“The gods beckon,” she said sadly; “this life and love is all awry and we who are bound against our will must but abide the end.”

“Aye,” whispered young Dupre, from the warm depths of her shoulder, and his voice was like gold for joy; “aye,—the end.”

He rose swiftly.

“Forgive the passion that could forget the great business of the night,” he said, and they went forward, though Maren's fingers still rested in his clasp.

Through the thinning wood which neared the stream presently there came a glow and then the shine of a great fire ahead, with massed figures that leaped and sprang, fantastic as a witch's carnival, and a roar of frightful voices.

“Stay now, Ma'amselle!” begged Dupre, at last, for he had caught a sight that shook him through and through; “stay you here in the wood while I go forward!”

But his protest was lost on the maid. Eagerly she was pushing on, hid by the shadows,—nearer and nearer, until suddenly she stopped and stared upon the scene, the fingers in his clasp gripping Dupre's hand like steel.

“God!
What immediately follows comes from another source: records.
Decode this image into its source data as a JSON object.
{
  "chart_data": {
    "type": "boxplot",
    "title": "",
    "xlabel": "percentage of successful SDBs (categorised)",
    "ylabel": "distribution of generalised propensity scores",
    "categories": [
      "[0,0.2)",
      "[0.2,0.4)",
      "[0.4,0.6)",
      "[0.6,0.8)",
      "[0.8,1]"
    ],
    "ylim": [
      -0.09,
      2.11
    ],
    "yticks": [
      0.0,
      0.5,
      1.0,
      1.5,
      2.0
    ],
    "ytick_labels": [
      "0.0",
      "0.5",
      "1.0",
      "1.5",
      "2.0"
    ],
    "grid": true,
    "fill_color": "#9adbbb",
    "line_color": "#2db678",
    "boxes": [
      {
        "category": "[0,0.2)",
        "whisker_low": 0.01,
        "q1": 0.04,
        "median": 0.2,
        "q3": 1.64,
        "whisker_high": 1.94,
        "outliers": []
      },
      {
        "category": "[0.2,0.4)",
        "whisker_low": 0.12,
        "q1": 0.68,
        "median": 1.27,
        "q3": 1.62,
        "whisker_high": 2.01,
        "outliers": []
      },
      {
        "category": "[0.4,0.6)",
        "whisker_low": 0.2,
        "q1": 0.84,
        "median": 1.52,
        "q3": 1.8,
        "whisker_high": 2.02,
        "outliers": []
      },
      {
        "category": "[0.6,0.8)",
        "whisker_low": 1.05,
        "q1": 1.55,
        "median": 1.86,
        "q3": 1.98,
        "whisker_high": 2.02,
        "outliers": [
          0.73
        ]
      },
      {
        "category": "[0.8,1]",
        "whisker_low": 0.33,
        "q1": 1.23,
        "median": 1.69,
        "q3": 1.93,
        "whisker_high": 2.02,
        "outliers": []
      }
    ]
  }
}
God! God!” breathed Maren Le Moyne at the forest's edge as she looked once more upon the face of the factor of Fort de Seviere.

Unspeakable was that scene. All reason had fled from the North savages.

What small veneer of docility had been spread over them by their three years' dealing with the Hudson's Bays and their intercourse with the quiet and tractable Assiniboines, had vanished. They were themselves as nature made them, cruel to the point of art.